Corporate chiefs signing the letter include Jim McNerney, chairman of the Boeing Company, and Andrew Liveris, chairman of the Dow Chemical Company. The companies involved represent more than $7.3 trillion in annual revenues and over 16 million employees.

They said they believed the United States would suffer significant negative economic and employment consequences if it went over the fiscal cliff.

The group will soon be running full page ads in national newspapers and lobbying members of Congress.

SMALL BUSINESS, FAMOUS MILLIONAIRES

The letter prompted some criticism from Republicans and a business group, the National Federation of Independent Business.

The Republican chairman of the tax-writing House Ways and Means Committee criticized the group for floating the idea of higher tax rates.

“Big business may support raising tax rates on small businesses, but I do not,” congressman David Camp said in a statement.

“It’s easy for corporate CEOs to say that individual tax rates ought to be raised; their companies don’t pay taxes at the individual rate,” NFIB said in a statement.

Obama wants to raise tax rates on household income above $250,000. Republicans say this will hurt small businesses.

Companies that are not set up as legal “corporations” can organize in a different way through the tax code that makes them subject to individual income tax rates.

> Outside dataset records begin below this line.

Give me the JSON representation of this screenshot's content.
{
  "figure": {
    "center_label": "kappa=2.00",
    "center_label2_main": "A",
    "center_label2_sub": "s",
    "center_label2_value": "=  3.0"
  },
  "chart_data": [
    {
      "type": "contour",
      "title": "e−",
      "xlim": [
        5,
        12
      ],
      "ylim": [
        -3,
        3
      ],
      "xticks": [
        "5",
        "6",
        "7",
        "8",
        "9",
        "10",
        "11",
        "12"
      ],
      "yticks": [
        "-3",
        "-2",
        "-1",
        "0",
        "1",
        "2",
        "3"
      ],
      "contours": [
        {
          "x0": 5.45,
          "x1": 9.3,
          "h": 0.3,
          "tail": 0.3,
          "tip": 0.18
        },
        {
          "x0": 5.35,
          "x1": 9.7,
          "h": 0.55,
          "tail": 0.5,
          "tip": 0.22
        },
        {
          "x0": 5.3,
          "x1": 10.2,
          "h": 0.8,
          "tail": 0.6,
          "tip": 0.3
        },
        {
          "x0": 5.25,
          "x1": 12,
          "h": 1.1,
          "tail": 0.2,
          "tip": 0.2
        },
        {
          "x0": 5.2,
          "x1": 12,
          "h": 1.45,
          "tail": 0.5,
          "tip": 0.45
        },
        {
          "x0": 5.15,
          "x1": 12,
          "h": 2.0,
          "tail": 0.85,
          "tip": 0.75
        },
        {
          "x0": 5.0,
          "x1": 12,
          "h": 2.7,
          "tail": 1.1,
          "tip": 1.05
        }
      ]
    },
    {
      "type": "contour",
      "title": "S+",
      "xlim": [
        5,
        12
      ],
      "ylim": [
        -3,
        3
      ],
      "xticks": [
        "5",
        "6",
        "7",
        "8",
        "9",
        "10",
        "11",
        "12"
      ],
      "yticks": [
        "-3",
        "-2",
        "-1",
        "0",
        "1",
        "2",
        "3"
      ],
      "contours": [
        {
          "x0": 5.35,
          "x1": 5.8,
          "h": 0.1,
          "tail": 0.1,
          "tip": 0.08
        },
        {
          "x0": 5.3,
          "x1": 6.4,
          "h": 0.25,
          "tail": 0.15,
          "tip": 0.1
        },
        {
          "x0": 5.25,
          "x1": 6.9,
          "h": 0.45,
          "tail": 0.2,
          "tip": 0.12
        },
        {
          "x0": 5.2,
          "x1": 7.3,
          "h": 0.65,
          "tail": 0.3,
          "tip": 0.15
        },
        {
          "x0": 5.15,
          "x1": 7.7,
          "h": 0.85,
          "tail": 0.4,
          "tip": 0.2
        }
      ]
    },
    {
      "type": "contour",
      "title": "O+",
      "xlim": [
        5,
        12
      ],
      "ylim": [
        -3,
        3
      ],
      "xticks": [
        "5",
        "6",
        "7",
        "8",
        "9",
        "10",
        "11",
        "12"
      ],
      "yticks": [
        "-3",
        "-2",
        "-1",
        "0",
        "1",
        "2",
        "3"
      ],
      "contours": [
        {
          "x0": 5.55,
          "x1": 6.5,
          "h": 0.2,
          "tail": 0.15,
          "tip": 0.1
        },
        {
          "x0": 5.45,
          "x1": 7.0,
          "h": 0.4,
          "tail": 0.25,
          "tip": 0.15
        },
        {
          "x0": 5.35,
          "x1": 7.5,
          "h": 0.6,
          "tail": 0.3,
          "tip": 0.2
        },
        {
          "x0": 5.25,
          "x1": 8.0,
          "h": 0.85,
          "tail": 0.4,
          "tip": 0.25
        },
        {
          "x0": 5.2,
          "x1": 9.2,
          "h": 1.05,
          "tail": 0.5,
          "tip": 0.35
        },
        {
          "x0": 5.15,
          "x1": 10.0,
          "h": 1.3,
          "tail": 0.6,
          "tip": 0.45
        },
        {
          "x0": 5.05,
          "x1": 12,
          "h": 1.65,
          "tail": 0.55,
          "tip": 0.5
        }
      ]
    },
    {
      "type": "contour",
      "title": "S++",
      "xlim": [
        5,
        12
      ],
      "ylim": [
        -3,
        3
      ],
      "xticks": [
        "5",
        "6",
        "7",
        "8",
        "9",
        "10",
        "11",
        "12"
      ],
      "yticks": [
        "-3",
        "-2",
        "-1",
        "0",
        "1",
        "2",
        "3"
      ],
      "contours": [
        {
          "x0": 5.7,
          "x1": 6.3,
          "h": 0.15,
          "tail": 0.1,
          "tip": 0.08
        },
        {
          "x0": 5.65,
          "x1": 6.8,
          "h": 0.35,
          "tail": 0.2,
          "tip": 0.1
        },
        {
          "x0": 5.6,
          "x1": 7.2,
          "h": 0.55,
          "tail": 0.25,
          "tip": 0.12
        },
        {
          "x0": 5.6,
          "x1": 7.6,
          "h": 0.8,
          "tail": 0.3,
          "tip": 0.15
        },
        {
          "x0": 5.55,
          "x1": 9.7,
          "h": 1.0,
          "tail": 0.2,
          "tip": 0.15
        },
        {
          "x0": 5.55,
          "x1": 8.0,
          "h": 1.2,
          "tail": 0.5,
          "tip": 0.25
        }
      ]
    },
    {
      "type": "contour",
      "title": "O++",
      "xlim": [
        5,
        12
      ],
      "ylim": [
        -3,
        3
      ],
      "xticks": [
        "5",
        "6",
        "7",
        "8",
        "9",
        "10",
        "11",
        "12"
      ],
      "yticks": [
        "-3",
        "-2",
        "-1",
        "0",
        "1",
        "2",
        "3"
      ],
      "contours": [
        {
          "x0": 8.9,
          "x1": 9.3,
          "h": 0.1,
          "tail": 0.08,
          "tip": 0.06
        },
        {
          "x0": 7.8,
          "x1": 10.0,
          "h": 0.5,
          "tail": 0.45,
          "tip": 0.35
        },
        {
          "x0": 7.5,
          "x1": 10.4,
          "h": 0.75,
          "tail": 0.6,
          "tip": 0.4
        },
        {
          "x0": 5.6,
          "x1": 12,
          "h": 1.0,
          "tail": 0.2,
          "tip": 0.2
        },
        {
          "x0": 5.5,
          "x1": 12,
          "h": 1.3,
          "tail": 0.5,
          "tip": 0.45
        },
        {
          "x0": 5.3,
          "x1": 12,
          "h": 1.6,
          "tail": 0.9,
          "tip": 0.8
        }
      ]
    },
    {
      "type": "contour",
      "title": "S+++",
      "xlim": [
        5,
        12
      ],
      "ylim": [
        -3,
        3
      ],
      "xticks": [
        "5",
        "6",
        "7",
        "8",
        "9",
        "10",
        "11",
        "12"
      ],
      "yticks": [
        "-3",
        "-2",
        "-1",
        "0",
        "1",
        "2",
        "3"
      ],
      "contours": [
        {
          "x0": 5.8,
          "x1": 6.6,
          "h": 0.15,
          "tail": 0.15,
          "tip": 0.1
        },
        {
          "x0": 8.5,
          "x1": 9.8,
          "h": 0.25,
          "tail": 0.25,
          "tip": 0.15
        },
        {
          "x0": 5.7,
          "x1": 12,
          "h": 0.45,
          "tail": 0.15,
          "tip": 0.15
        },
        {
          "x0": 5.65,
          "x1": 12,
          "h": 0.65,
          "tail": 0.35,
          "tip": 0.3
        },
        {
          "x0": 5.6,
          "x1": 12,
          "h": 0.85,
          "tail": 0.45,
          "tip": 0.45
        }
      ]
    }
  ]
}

The congressional Joint Committee on Taxation, a non-partisan panel, has estimated that about 940,000 taxpayers would have net business incomes in 2013 and earn enough to put them in one of the top two tax brackets.

This number includes sole proprietorships like mom and pop stores but also much bigger companies known as S-corps that can be big law firms and hedge funds, for example.

Meanwhile, a separate group of executives who refer to themselves as “famous millionaires” is pushing for Congress to boost the estate tax, also a part of the fiscal cliff.

The group, which is backed by Americans for Tax Fairness and includes former Treasury Secretary Robert Rubin and Vanguard founder John Bogle, is pushing for lawmakers to raise the current estate tax rate, while lowering the amount exempted.

“We have a huge budget deficit and every step large or small to come after that budget deficit is good,” Bogle said.

Their proposal is a long shot since it shoots for a higher amount of estate exemption than that proposed by Obama himself.

The current estate tax is set at 35 percent after a $5 million exemption per person. Obama backs raising it to 45 percent, with a $3.5 million exemption.

The millionaires’ group backs a $2 million exemption with a 45 percent rate.

[Among those signing the Business Roundtable letter were CEOs of Boeing, Honeywell, Dow Chemical, Procter & Gamble, Goldman Sachs, Citigroup, AT&T, Bechtel, Comcast, Aetna, Cigna, Federal Express, Eli Lilly, General Electric and Wal-Mart. A number of insurance CEOs also signed the Business Roundtable letter including Evan Greenberg of ACE; Maurice Greenberg, C.V. Starr; Liam McGee, The Hartford; David Long, Liberty Mutual and Jay Fishman, Travelers.]